Replies are listed 'Best First'.
Re: Slow Code
by jmcnamara (Monsignor) on Aug 25, 2003 at 10:08 UTC

    You should separate the Spreadsheet::ParseExceland Spreadsheet::WriteExcel code to see which one is causing the problem. There are a couple of things to look out for.

    Spreadsheet::ParseExcel reads entire Excel files into memory and then into Perl data structures. For large files this can be slow. Run Spreadsheet::ParseExcel against filesizes of 0.5MB, 1MB, 5MB and 10MB and you'll see the effect.

    Spreadsheet::WriteExcel may run slowly if it cannot create temporary files. On most OSes this doesn't happen (IIS on Windows is a known exception). See the set_tempdir() section of the documentation for information on how to detect this problem and resolve it.

    See also Out of memory using Spreadsheet::ParseExcel and the Spreadsheet::ParseExcel_XLHTML module which should be quicker than Spreadsheet::ParseExcel although with fewer features.

    --
    John.

      A quick way to use environment variables to get an useful temporary directory, as in Windows systems, is reading the TEMP variable:

      $workbook->set_tempdir($ENV{'TEMP'});

Re: Slow Code
by liz (Monsignor) on Aug 25, 2003 at 09:43 UTC
    I assume you are aware of the Benchmark module? It allows you to check which parts of your code are slow.

    Particularly put a benchmark around each of these lines:

    my $oExcel = Spreadsheet::ParseExcel->new(); my $oBook = $oExcel->Parse($filesToBeProcessed[$x]); my $oWkS = $oBook->{Worksheet}[1]; my @data = getFieldData($oWkS);
    and you'll probably be able to see the "guilty" party.

    Liz

Re: Slow Code
by CountZero (Bishop) on Aug 25, 2003 at 12:56 UTC

    Sometimes a fresh approach is helpful (TMTOWTDI!).
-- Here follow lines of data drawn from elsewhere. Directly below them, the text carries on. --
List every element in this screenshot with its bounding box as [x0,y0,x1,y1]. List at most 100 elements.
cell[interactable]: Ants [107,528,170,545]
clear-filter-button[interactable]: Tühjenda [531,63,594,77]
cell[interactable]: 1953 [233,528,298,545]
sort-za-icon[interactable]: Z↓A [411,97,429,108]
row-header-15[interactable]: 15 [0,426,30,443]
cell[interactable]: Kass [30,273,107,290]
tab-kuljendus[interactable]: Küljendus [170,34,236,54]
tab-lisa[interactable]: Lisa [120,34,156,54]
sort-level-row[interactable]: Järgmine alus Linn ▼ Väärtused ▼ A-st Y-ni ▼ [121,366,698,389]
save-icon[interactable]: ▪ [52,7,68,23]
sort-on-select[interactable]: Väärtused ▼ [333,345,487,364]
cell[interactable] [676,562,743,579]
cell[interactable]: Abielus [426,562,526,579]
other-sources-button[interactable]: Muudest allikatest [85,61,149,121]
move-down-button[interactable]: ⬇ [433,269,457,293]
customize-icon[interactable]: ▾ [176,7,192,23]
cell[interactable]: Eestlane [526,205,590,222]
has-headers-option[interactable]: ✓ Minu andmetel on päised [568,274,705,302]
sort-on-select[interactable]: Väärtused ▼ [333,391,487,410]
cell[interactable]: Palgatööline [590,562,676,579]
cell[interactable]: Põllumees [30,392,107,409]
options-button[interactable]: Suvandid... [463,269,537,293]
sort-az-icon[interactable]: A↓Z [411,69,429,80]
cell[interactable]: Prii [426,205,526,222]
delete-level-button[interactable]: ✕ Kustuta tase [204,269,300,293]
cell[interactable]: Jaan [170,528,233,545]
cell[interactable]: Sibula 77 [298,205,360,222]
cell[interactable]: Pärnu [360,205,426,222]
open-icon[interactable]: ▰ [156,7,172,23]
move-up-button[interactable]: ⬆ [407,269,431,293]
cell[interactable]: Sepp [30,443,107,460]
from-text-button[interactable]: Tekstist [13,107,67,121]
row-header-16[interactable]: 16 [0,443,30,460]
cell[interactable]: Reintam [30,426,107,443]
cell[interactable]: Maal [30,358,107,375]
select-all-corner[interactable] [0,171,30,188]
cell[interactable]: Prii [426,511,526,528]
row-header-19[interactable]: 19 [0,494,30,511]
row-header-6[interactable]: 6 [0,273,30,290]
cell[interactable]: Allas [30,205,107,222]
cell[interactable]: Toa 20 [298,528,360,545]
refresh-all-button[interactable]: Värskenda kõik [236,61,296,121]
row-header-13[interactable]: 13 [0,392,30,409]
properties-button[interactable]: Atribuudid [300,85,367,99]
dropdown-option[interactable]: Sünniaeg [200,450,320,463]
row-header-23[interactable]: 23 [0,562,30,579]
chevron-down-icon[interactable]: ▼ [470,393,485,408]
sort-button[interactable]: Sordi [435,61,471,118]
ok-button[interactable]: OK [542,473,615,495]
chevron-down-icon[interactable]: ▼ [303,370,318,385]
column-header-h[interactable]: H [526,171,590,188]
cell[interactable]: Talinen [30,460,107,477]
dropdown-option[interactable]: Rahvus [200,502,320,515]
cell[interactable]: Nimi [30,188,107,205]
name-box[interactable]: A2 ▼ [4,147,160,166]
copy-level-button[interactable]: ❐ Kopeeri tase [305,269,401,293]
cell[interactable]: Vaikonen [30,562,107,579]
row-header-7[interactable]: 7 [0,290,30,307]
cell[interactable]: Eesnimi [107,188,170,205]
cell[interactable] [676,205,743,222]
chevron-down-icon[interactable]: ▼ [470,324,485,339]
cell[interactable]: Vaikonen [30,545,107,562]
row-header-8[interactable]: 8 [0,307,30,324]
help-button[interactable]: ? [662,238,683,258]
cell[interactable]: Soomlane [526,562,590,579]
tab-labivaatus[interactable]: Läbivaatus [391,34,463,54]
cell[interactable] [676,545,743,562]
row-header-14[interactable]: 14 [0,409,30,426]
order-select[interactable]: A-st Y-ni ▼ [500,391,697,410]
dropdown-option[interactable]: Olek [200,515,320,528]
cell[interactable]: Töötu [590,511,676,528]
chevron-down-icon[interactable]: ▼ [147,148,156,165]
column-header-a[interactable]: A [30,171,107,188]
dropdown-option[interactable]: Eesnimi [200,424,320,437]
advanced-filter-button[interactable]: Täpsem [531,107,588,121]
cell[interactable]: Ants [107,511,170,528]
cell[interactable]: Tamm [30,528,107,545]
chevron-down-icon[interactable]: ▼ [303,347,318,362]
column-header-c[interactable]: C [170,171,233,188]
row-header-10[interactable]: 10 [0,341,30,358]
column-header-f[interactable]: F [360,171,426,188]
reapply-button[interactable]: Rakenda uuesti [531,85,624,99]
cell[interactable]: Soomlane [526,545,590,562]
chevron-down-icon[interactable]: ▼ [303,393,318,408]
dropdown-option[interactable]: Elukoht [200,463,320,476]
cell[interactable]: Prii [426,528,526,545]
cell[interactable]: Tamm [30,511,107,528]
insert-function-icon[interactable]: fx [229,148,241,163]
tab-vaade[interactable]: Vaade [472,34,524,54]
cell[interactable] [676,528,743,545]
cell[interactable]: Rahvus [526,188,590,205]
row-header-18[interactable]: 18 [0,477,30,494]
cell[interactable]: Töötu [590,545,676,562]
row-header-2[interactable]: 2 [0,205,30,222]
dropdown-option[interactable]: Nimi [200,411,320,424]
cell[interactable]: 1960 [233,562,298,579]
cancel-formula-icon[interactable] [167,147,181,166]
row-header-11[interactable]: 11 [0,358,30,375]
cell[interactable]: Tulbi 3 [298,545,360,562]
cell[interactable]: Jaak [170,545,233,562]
    What would you think of opening these spreadsheets as database-files through DBI and DBD::Excel?

    I'm not sure if it would be faster (internally this DBD-module also uses Spreadsheet::ParseExcel and Spreadsheet::WriteExcel) and of course the worksheet must be in a typical format (each worksheet is considered to be a TABLE, and the first row must contain the field-names).

    Update: I just thought, perhaps DBD::ODBC is faster as it uses a native driver to access your Excel spreadsheets.

    The good thing however is that you can use standard SQL to get your data (very easy and fast to get totals, ... etc), so you don't have to code this in your script..

    CountZero

    "If you have four groups working on a compiler, you'll get a 4-pass compiler." - Conway's Law

Re: Slow Code
by Idris (Initiate) on Aug 25, 2003 at 15:45 UTC
    I'm currently looking at all the idea's listed above and would post my results here. Thanks for all your ideas.